A new discovery contradicts prevailing assumptions about hemophilia and could change the treatment of hemophilia A, according to researchers.
The team discovered that the protein furin, which is required in factor IX (FIX) replacement, is not required in factor VIII (FVIII) replacement.
In fact, furin impairs clotting in hemophilia A, so gene therapy that can avoid furin processing may provide more effective treatment of hemophilia A.
Experiments in mice and dogs with severe hemophilia A supported this idea. Researchers described the experiments in JCI Insight.
“The clotting factors involved in hemophilia A and hemophilia B are very different, and this has important implications in devising new treatments,” said study author Valder R. Arruda, MD, PhD, of The Children’s Hospital of Philadelphia in Pennsylvania.
Dr Arruda and his colleagues noted that biological differences between FVIII and FIX mean there are obstacles to effective gene therapy in hemophilia A that are not an issue in hemophilia B.
Specifically, the gene encoding FIX is much smaller than the gene for FVIII. So the gene encoding FIX is easier to fit into a vector designed to deliver the therapy to a patient.

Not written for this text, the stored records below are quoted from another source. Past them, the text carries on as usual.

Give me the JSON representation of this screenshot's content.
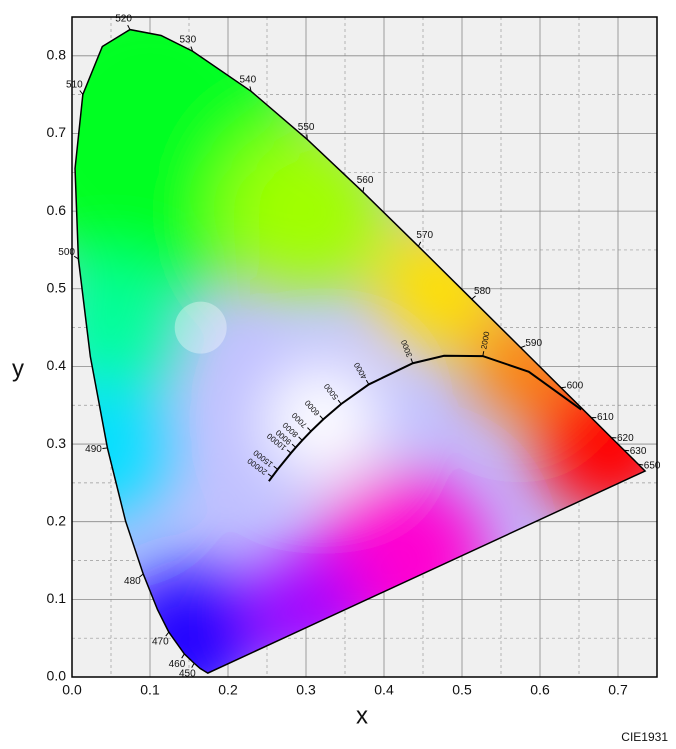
{
  "chart_data": {
    "type": "chromaticity",
    "x_label": "x",
    "y_label": "y",
    "caption": "CIE1931",
    "xlim": [
      0,
      0.75
    ],
    "ylim": [
      0,
      0.85
    ],
    "xticks": [
      {
        "value": 0,
        "label": "0.0"
      },
      0.1,
      0.2,
      0.3,
      0.4,
      0.5,
      0.6,
      0.7
    ],
    "yticks": [
      {
        "value": 0,
        "label": "0.0"
      },
      0.1,
      0.2,
      0.3,
      0.4,
      0.5,
      0.6,
      0.7,
      0.8
    ],
    "xminor": [
      0.05,
      0.15,
      0.25,
      0.35,
      0.45,
      0.55,
      0.65,
      0.75
    ],
    "yminor": [
      0.05,
      0.15,
      0.25,
      0.35,
      0.45,
      0.55,
      0.65,
      0.75,
      0.85
    ],
    "grid": true,
    "spectral_locus": {
      "wavelengths": [
        null,
        null,
        450,
        460,
        470,
        null,
        480,
        null,
        490,
        null,
        500,
        null,
        510,
        null,
        520,
        null,
        530,
        540,
        550,
        560,
        570,
        580,
        590,
        600,
        610,
        620,
        630,
        650,
        null
      ],
      "x": [
        0.1741,
        0.1644,
        0.1566,
        0.144,
        0.1241,
        0.1096,
        0.0913,
        0.0687,
        0.0454,
        0.0235,
        0.0082,
        0.0039,
        0.0139,
        0.0389,
        0.0743,
        0.1142,
        0.1547,
        0.2296,
        0.3016,
        0.3731,
        0.4441,
        0.5125,
        0.5752,
        0.627,
        0.6658,
        0.6915,
        0.7079,
        0.726,
        0.7347
      ],
      "y": [
        0.005,
        0.0109,
        0.0177,
        0.0297,
        0.0578,
        0.0868,
        0.1327,
        0.2007,
        0.295,
        0.4127,
        0.5384,
        0.6548,
        0.7502,
        0.812,
        0.8338,
        0.8262,
        0.8059,
        0.7543,
        0.6923,
        0.6245,
        0.5547,
        0.4866,
        0.4242,
        0.3725,
        0.334,
        0.3083,
        0.292,
        0.274,
        0.2653
      ]
    },
    "planckian_locus": {
      "temperatures": [
        null,
        null,
        2000,
        null,
        3000,
        4000,
        5000,
        6000,
        7000,
        8000,
        9000,
        10000,
        15000,
        20000,
        null
      ],
      "x": [
        0.6528,
        0.5857,
        0.5267,
        0.477,
        0.4369,
        0.3805,
        0.3451,
        0.3221,
        0.3064,
        0.2952,
        0.2869,
        0.2807,
        0.2637,
        0.2565,
        0.2524
      ],
      "y": [
        0.3444,
        0.3931,
        0.4133,
        0.4137,
        0.4041,
        0.3768,
        0.3516,
        0.3318,
        0.3166,
        0.3048,
        0.2956,
        0.2884,
        0.2674,
        0.2577,
        0.2522
      ]
    },
    "highlight": {
      "x": 0.165,
      "y": 0.45
    }
  }
}
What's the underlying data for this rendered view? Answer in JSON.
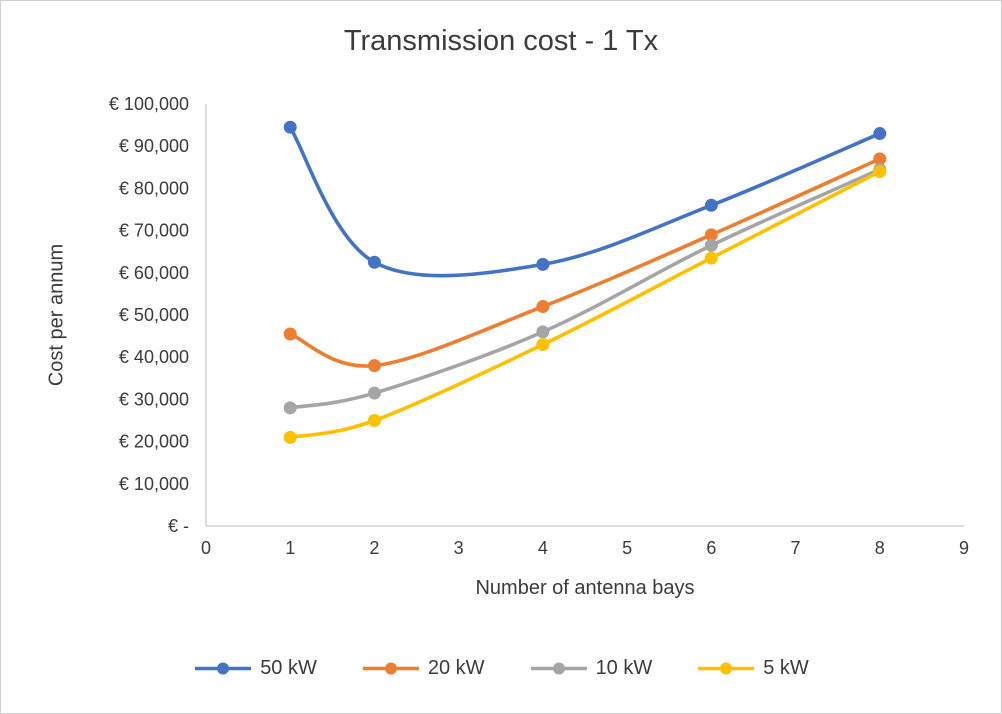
{
  "chart_data": {
    "type": "line",
    "title": "Transmission cost - 1 Tx",
    "xlabel": "Number of antenna bays",
    "ylabel": "Cost per annum",
    "x": [
      1,
      2,
      4,
      6,
      8
    ],
    "series": [
      {
        "name": "50 kW",
        "color": "#4472C4",
        "values": [
          94500,
          62500,
          62000,
          76000,
          93000
        ]
      },
      {
        "name": "20 kW",
        "color": "#ED7D31",
        "values": [
          45500,
          38000,
          52000,
          69000,
          87000
        ]
      },
      {
        "name": "10 kW",
        "color": "#A5A5A5",
        "values": [
          28000,
          31500,
          46000,
          66500,
          84500
        ]
      },
      {
        "name": "5 kW",
        "color": "#FFC000",
        "values": [
          21000,
          25000,
          43000,
          63500,
          84000
        ]
      }
    ],
    "xlim": [
      0,
      9
    ],
    "ylim": [
      0,
      100000
    ],
    "x_ticks": [
      0,
      1,
      2,
      3,
      4,
      5,
      6,
      7,
      8,
      9
    ],
    "x_tick_labels": [
      "0",
      "1",
      "2",
      "3",
      "4",
      "5",
      "6",
      "7",
      "8",
      "9"
    ],
    "y_ticks": [
      0,
      10000,
      20000,
      30000,
      40000,
      50000,
      60000,
      70000,
      80000,
      90000,
      100000
    ],
    "y_tick_labels": [
      "€ -",
      "€ 10,000",
      "€ 20,000",
      "€ 30,000",
      "€ 40,000",
      "€ 50,000",
      "€ 60,000",
      "€ 70,000",
      "€ 80,000",
      "€ 90,000",
      "€ 100,000"
    ],
    "grid": false,
    "line_smoothing": true,
    "legend_position": "bottom",
    "axis_color": "#BFBFBF",
    "text_color": "#3B3B3B"
  }
}
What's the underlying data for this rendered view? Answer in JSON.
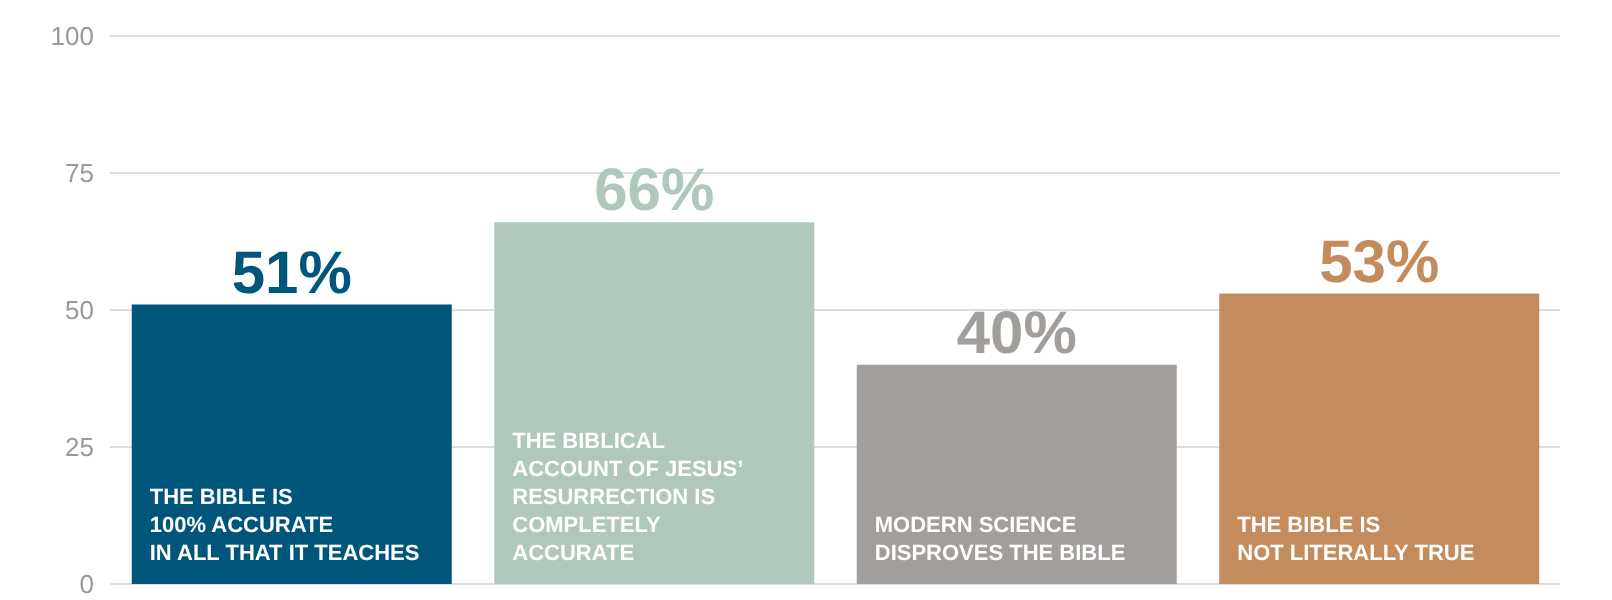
{
  "chart_data": {
    "type": "bar",
    "categories": [
      "THE BIBLE IS\n100% ACCURATE\nIN ALL THAT IT TEACHES",
      "THE BIBLICAL\nACCOUNT OF JESUS’\nRESURRECTION IS\nCOMPLETELY\nACCURATE",
      "MODERN SCIENCE\nDISPROVES THE BIBLE",
      "THE BIBLE IS\nNOT LITERALLY TRUE"
    ],
    "values": [
      51,
      66,
      40,
      53
    ],
    "colors": [
      "#00557a",
      "#b0c8bb",
      "#a29e9b",
      "#c48c5d"
    ],
    "value_labels": [
      "51%",
      "66%",
      "40%",
      "53%"
    ],
    "ylim": [
      0,
      100
    ],
    "yticks": [
      0,
      25,
      50,
      75,
      100
    ],
    "grid": "y"
  }
}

“In gene therapy, size matters,” Dr Arruda said. “It’s important to reduce the gene package for FVIII to the smallest effective size.”
He added that, according to his group’s research, deleting the furin-recognition components both decreases the size of the gene therapy payload and strengthens its benefits for treating hemophilia A.

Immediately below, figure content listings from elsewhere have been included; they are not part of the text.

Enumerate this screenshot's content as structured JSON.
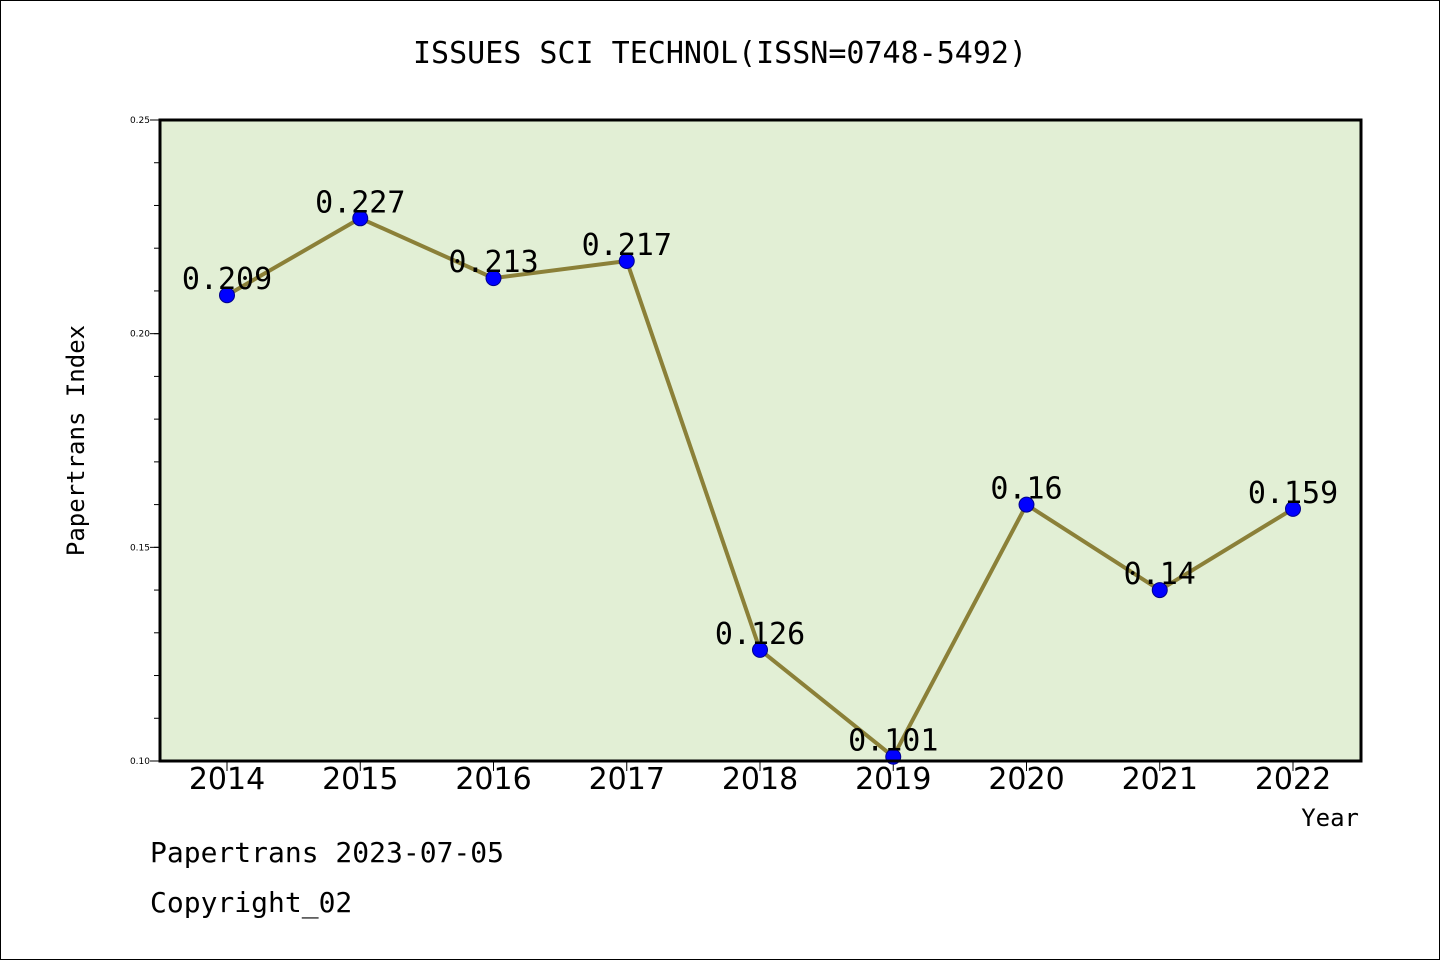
{
  "chart_data": {
    "type": "line",
    "title": "ISSUES SCI TECHNOL(ISSN=0748-5492)",
    "xlabel": "Year",
    "ylabel": "Papertrans Index",
    "categories": [
      "2014",
      "2015",
      "2016",
      "2017",
      "2018",
      "2019",
      "2020",
      "2021",
      "2022"
    ],
    "values": [
      0.209,
      0.227,
      0.213,
      0.217,
      0.126,
      0.101,
      0.16,
      0.14,
      0.159
    ],
    "data_labels": [
      "0.209",
      "0.227",
      "0.213",
      "0.217",
      "0.126",
      "0.101",
      "0.16",
      "0.14",
      "0.159"
    ],
    "ylim": [
      0.1,
      0.25
    ],
    "yticks": [
      "0.10",
      "0.15",
      "0.20",
      "0.25"
    ],
    "yticks_values": [
      0.1,
      0.15,
      0.2,
      0.25
    ],
    "grid": false,
    "colors": {
      "plot_background": "#e2efd5",
      "line": "#8b8038",
      "marker": "#0000ff"
    }
  },
  "footer": {
    "line1": "Papertrans 2023-07-05",
    "line2": "Copyright_02"
  }
}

Dr Arruda and his colleagues bioengineered a new variant protein, FVIII-ΔF, which avoids interacting with furin. The team then used that variant in gene therapy experiments in animals with severe hemophilia A.

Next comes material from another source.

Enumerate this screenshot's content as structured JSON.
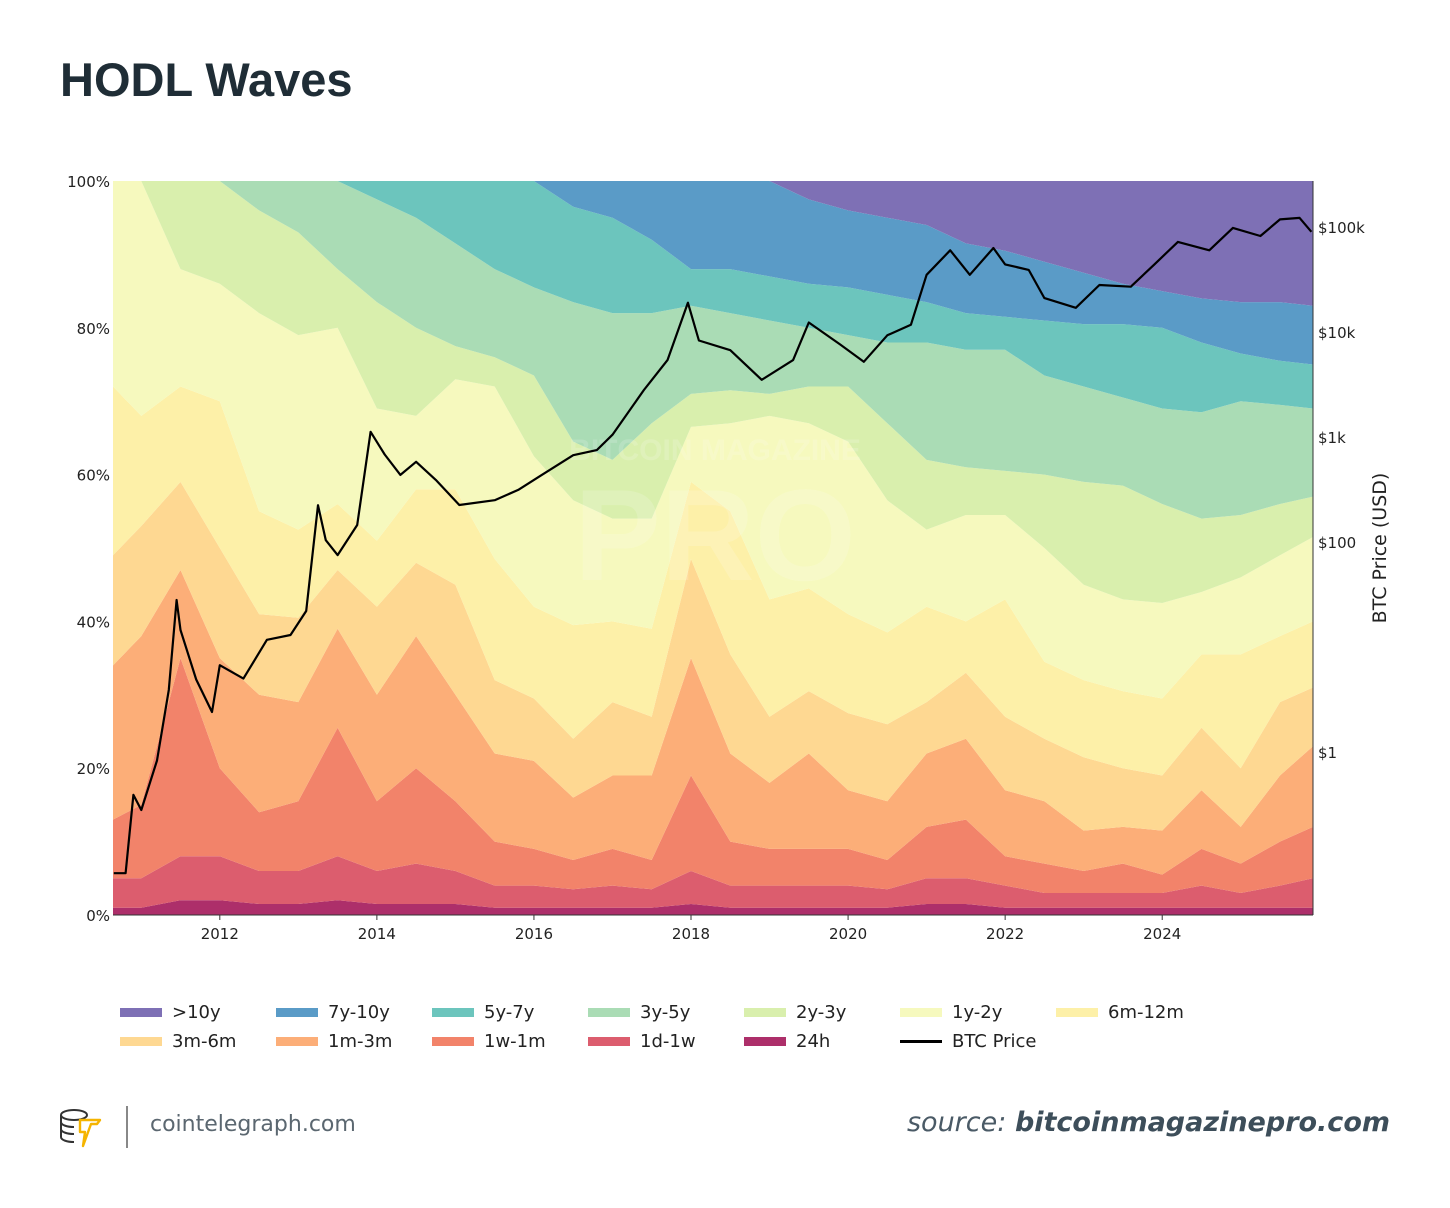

In mice, FVIII-ΔF gene therapy increased recombinant protein yields, enhanced clotting activity, and produced higher circulating FVIII levels when compared to B-domain-deleted FVIII.
In lab dogs with naturally occurring severe hemophilia A, FVIII-ΔF gene therapy decreased bleeding without triggering a higher level of unwanted immune reactions.
“While much work remains to be done to develop this research into clinical applications, our findings could have a promising translational impact, both for protein replacement and gene therapy,” Dr Arruda said.
“Because this variant provides more efficient bleeding control than currently available replacement drugs, while avoiding immune reactions, this could address the unmet needs of hemophilia A patients worldwide. It may also advance gene therapy for this disorder as well.”